Yung L 'Get Up' feat. Reekado Banks
Chopsticks is a dab hand at making heavily rhythmic house beats with heaving drums in an uptempo that is perfect for regular collaborator Yung L and guest, Reekado Banks. Both singers combine well and its success will improve matters for Yung L who has long been an accomplished afropop act but without the defining status of a runaway hit
Terri 'On Me'
The starlet of Starboys, Terri, sounds remarkably surefooted in his vocal identity even when it is, so far, largely a clear distillation of his mentor Wizkid and the raspy charm of Kizz Daniel (that was well realised on 2018's "Bia"). His new single "On Me" maintains the same formula with a sense of playfulness and mischief that is all his.
Ogranya 'Don't Leave Me'
Ogranya's lover in his new single "Don't Leave Me" is in on the deception, and while both parties are complicit, she is either self-deceiving or coy. He's more likely swooning more than he is in full control of his emotions. He sings: "so if you say we're nothing more than friends / Tell me why things just keep on getting more intense / I'll be your lover, we can call it pretend / Tomorrow we can do it over again, over again." Ogranya's paucity of releases are good enough to sustain interest in his work despite periods of seeming inactivity. "Don't Leave Me" is a delicious confection of ambient instrumentation in the lineage of Maxwell's subterranean "Drowndeep: Hula" and Usher's Spanish flirtation on 2001's "How Do I Say" All of which Ogranya has made his own with cutlets of Nigerianisms, "girl, you supposed reason my side," but largely in the idiom of American R&B.
FALANA 'Give Into You'
"Stranger things have happened / so why can't this be love?" asks Falana of a dithering lover on one of five sensibly and sensitively written songs that make up her sophomore EP titled Chapter One after 2014's Things Fall Together.
WurlD 'Candy'
Released this month, Love Is Contagious is the much mulled over debut project by Wurld which delivers on the promise shown on early singles "Show You Off" (2017) and "Contagious" (2018). All through the song, he likens a lover's affections with candy and yet avoids saccharine sentiments. Of the other satisfactory songs on the album, "Candy" is a true gem which shows off Wurld's refined sensibility and the R&B chops of a Motown singer.

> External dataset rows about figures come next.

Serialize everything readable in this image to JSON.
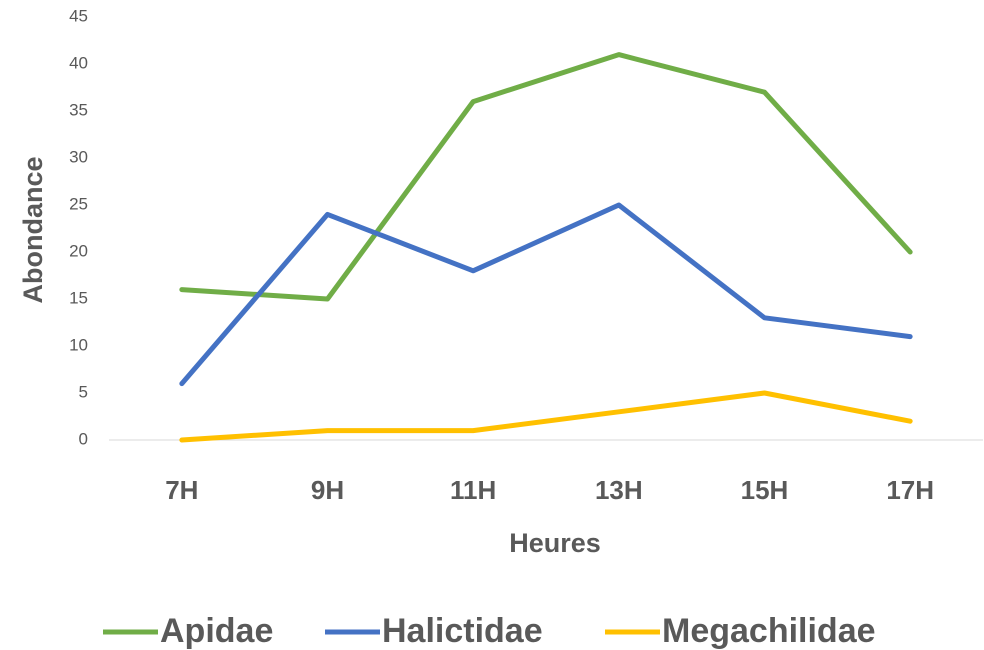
{
  "chart_data": {
    "type": "line",
    "categories": [
      "7H",
      "9H",
      "11H",
      "13H",
      "15H",
      "17H"
    ],
    "series": [
      {
        "name": "Apidae",
        "color": "#70ad47",
        "values": [
          16,
          15,
          36,
          41,
          37,
          20
        ]
      },
      {
        "name": "Halictidae",
        "color": "#4472c4",
        "values": [
          6,
          24,
          18,
          25,
          13,
          11
        ]
      },
      {
        "name": "Megachilidae",
        "color": "#ffc000",
        "values": [
          0,
          1,
          1,
          3,
          5,
          2
        ]
      }
    ],
    "ylim": [
      0,
      45
    ],
    "yticks": [
      0,
      5,
      10,
      15,
      20,
      25,
      30,
      35,
      40,
      45
    ],
    "y_label": "Abondance",
    "x_label": "Heures",
    "grid": false,
    "legend": "bottom"
  }
}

Simi x Falz 'Mind Your Bizness'
Both Simi and Falz formed a proven musical partnership on their 2016 joint EP, Chemistry, whose stand out song "Foreign" equally mocks and celebrates the theatricality in class pretensions. Taken from her new album, Omo Charlie Champagne Vol 1, "Mind Your Bizness" is a clever piece of songwriting which reworks "Shake Bodi," the 1999 hit song by Trybesmen which itself, and at the time, was a reworking of Fela's afrobeat. Simi's own version is rebuff to rumours about her personal affairs and that of others.
Moelogo "Grateful" & "Magic"
The themes of essentialism, self affirmation and self-actualization that are at the core of Moelogo's music-making and philosophy are best realised on "Magic" and "Grateful" taken from his satisfying second project, Magic, after the promise of 2016's Ireti. Over spare production that relies on plaintive and searching unceasing guitar, "Grateful" is a song of thanksgiving while in "Magic", the singer marvels in the extraordinary within the ordinary when he sings "nothing is promised / but you get one thing / Free will, that is your magic."
BOJ 'Awolowo'
A brilliantly conceived song which despite the allusion the bank notes that bare the image of Nigerian statesman, Chief Femi Awolowo is a more interesting assembly of the subset of Nigerian and Ghanaian pop, otherwise called "alte" who act as a counterbalance to the dominance and flash of top-layer pop.